È stata twittata decine di migliaia (quasi 20mila volte) di volte e postata su Reddit e Facebook. Ma la sua vera storia è venuta fuori quando la Bbc ha intervista l’autore della foto, il quale ha raccontato che si trovava in Siria per un viaggio di lavoro e voleva scattare una foto alla piccola. L’obiettivo della sua macchina fotografica era di grandi dimensioni e anche un po’ ingombrante e quando ha inquadrato Hudea lei si è spaventata.

In realtà la piccola ha pensato che si trattasse dell’ennesimo soldato che le puntava un’arma contro ed ha alzato le braccia in segno di resa. Alcuni già considerano la piccola il simbolo della crisi siriana che dura da oltre quattro anni. La paura e l’angoscia che trapelano dal suo volto testimoniano le condizioni in cui vivono i bambini, e non solo, della Siria.

Secondo l’Unicef sarebbero 5,6 milioni i bambini siriani che hanno urgente bisogno di assistenza sanitaria. Dati che trovano conferma nel rapporto “The cost of war” pubblicato il 31 marzo dall’ong Save The Children, secondo il quale sarebbero oltre tre milioni i minori che non hanno la possibilità di andare a scuola.

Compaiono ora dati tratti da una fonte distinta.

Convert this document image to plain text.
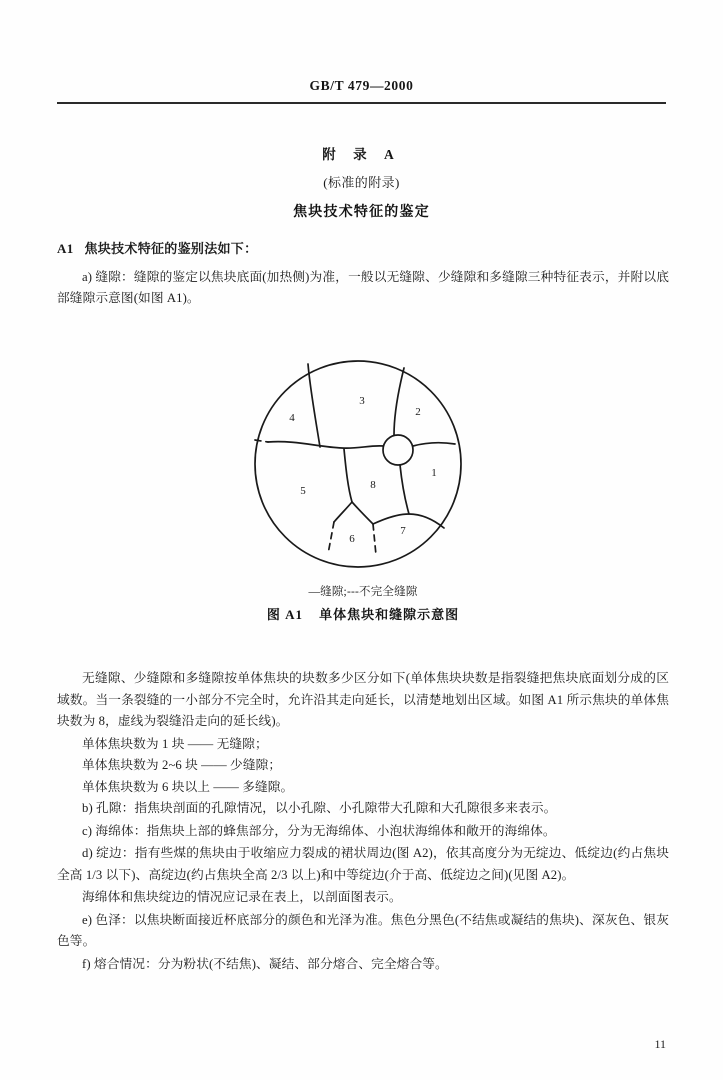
GB/T 479—2000
附 录 A
(标准的附录)
焦块技术特征的鉴定
A1 焦块技术特征的鉴别法如下：

a) 缝隙：缝隙的鉴定以焦块底面(加热侧)为准，一般以无缝隙、少缝隙和多缝隙三种特征表示，并附以底部缝隙示意图(如图 A1)。

1
2
3
4
5
6
7
8
—缝隙;---不完全缝隙
图 A1 单体焦块和缝隙示意图

无缝隙、少缝隙和多缝隙按单体焦块的块数多少区分如下(单体焦块块数是指裂缝把焦块底面划分成的区域数。当一条裂缝的一小部分不完全时，允许沿其走向延长，以清楚地划出区域。如图 A1 所示焦块的单体焦块数为 8，虚线为裂缝沿走向的延长线)。

单体焦块数为 1 块 —— 无缝隙；

单体焦块数为 2~6 块 —— 少缝隙；

单体焦块数为 6 块以上 —— 多缝隙。

b) 孔隙：指焦块剖面的孔隙情况，以小孔隙、小孔隙带大孔隙和大孔隙很多来表示。

c) 海绵体：指焦块上部的蜂焦部分，分为无海绵体、小泡状海绵体和敞开的海绵体。

d) 绽边：指有些煤的焦块由于收缩应力裂成的裙状周边(图 A2)，依其高度分为无绽边、低绽边(约占焦块全高 1/3 以下)、高绽边(约占焦块全高 2/3 以上)和中等绽边(介于高、低绽边之间)(见图 A2)。

海绵体和焦块绽边的情况应记录在表上，以剖面图表示。

e) 色泽：以焦块断面接近杯底部分的颜色和光泽为准。焦色分黑色(不结焦或凝结的焦块)、深灰色、银灰色等。

f) 熔合情况：分为粉状(不结焦)、凝结、部分熔合、完全熔合等。

11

In oltre quattro anni di guerra il tasso di iscrizioni nelle scuole è più che dimezzato, nell’area di Aleppo i bambini che frequentano la scuola sono appena il 6%. Un’altra delle cause è la mancanza di insegnanti, in parte morti in parte fuggiti a causa dei combattimenti. Per poter ristrutturare le strutture scolastiche che hanno subito danni o sono state distrutte, o provvedere alla formazione di nuovi insegnanti sarebbero necessari oltre 3,2 miliardi di dollari.